I thought this nonsense had gone far enough, so I turned the conversation back to Mr. Wilde; but he was scanning my face again in a manner highly offensive to me.
“Mr. Wilde,” he repeated; “do you know what he did this afternoon? He came down-stairs and nailed a sign over the hall door next to mine; it read:
MR. WILDE
REPAIRER OF REPUTATIONS
3rd Bell.
Do you know what a Repairer of Reputations can be?”

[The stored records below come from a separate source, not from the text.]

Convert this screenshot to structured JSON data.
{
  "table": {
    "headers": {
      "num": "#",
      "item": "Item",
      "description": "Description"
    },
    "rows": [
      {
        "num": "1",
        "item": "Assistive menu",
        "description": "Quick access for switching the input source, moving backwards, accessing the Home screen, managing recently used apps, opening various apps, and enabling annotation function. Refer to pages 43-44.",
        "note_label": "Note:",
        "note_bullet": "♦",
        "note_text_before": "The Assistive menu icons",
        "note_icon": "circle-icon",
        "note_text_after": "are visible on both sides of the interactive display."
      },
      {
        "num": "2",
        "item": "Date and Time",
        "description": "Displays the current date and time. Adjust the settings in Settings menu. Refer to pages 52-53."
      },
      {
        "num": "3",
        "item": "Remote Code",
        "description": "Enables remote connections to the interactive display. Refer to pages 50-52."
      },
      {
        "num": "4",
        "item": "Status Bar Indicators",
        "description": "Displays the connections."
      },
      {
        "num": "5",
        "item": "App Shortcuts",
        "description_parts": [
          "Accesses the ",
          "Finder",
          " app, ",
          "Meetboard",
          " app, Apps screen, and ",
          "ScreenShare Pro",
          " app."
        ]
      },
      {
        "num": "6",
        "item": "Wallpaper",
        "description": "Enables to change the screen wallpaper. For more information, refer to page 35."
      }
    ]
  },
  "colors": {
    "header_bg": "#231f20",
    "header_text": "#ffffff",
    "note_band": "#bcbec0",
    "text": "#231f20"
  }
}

“I do,” I replied, suppressing rage within.
“Oh,” he said again.
Louis and Constance came strolling by and stopped to ask if we would join them. Hawberk looked at his watch. At the same moment a puff of smoke shot from the casemates of Castle William, and the boom of the sunset gun rolled across the water and was re-echoed from the Highlands opposite. The flag came running down from the flagpole, and bugles sounded on the white decks of the warships, and the first electric light sparkled out from the Jersey shore.
As I turned into the city with Hawberk I heard Constance murmur something to Louis which I did not understand; but Louis whispered “My darling!” in reply; and again, walking ahead with Hawberk through the square, I heard a murmur of “sweetheart!” and “my own Constance!” and I knew the time had nearly arrived when I should speak of important matters with my cousin Louis.